Non così da noi. « Nella via dei Kaula il fruimento diviene uno yoga perfetto e il mondo stesso si fa il
luogo della liberazione» - aggiungendosi:
«Senza la potenza la liberazione è una mera burla». Si tratta di un paradossale aprirsi al mondo
dell'esperienza e della vita, anche in tutto quel che vi è di più intenso e pericoloso, ma mantenendosi
distaccati. In conclusione, si parla della «trasformazione del veleno in farmaco», cioè dell'uso ai fini della
liberazione e dell'illuminazione di tutte le forze e le esperienze che in ogni altro caso condurrebbero ad un
maggiore vincolamento, a rovina o a perdizione. Così in questo insieme si definisce proprio quell'ideale
non della « liberazione come evasione » ma della libertà reale e immanente che in Occidente è stato
coltivato e in ogni modo proclamato, ma in fondo (in confronto) in forme o astratte, soltanto
intellettualistiche, o degradate, o materializzate e banali.
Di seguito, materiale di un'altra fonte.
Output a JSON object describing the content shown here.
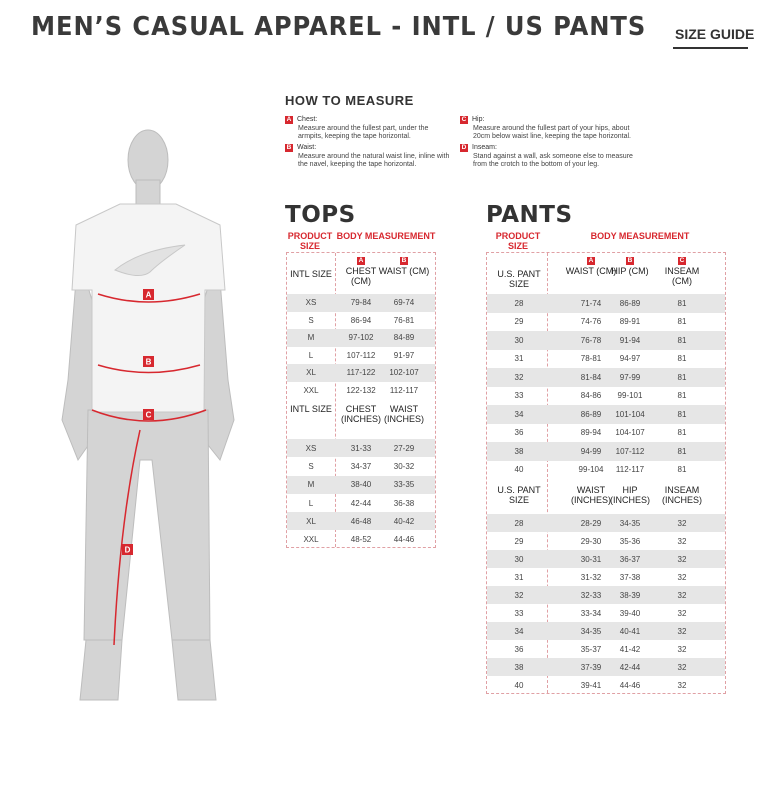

Nella seconda edizione del libro aggiunsi molto altro materiale: ad esempio, nei riguardi del cosidetto
Vajrayana, del tantrismo buddhista, da me trascurato nella prima edizione, perché quando la compilai poco
ne sapevo. Diversi punti furono ortopedizzati o chiarificati, varie escrescenze « critiche » eliminate, certe
parti notevolmente sviluppate. Ciò vale, ad esempio, pel lungo capitolo della seconda edizione dove si parla
delle pratiche sessuali tantriche, le quali erano già state motivo di scandalo per vari occidentali « spiritualisti
», inclusa la Blawatsky la quale a causa di ciò ebbe a definire il tantrismo come « la peggior specie di magia
nera» (è uno degli esempi di quanto i teosofisti, e poi gli antroposofi, sappiano delle dottrine orientali). In
tale capitolo si trovano già alcune idee fondamentali che io dovevano riprendere e sviluppare in una delle
mie ultime opere, Metafisica del sesso.